Schwergewichtsboxen in der Krise: Nur 15 Runden Ruhm
Als seriös galt das Profiboxen der Männer noch nie. Aber derzeit ist es besonders chaotisch. Viele wollen Weltmeister sein. Niemand ist es wirklich.
Die Meldung dürfte zumindest etwas verfrüht gewesen sein. Am 3. Dezember, so stand es vergangene Woche in etlichen Zeitungen, erhalte der Kölner Profiboxer Mahmoud Charr in Manchester die Chance, gegen den Engländer Tyson Fury zu boxen. Der war bislang – oder ist? – Weltmeister im Schwergewicht. Charr hätte, 90 Jahre nachdem Max Schmeling den WM-Titel in New York verloren hatte, ganz groß rauskommen können.

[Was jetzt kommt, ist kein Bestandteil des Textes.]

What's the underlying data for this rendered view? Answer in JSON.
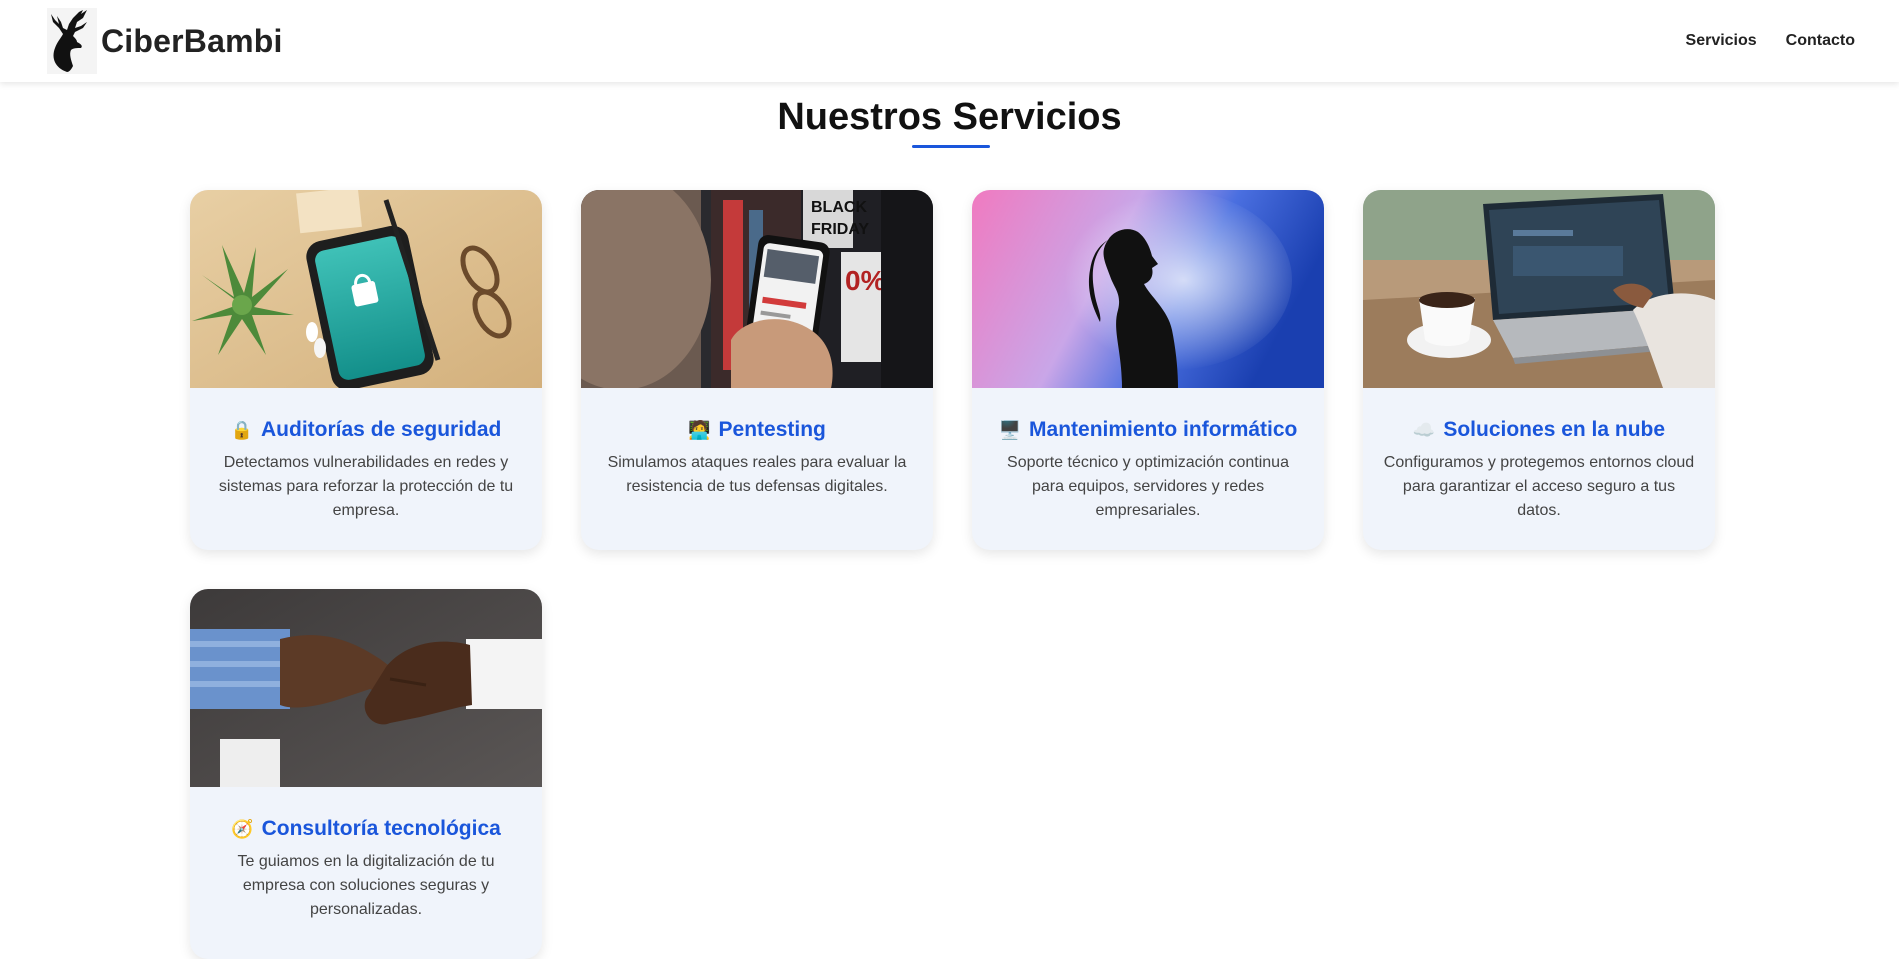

Verfrüht, vielleicht sogar falsch, aber die Charr-Meldung offenbart doch das heillose Chaos, das derzeit im Profischwergewichtsboxen der Männer herrscht. Und dass es gibt, obwohl doch mit dem Engländer Tyson Fury ein Boxer existiert, der noch amtierende Weltmeister in zumindest einem als wichtig geltenden Profiverband ist, dem WBC.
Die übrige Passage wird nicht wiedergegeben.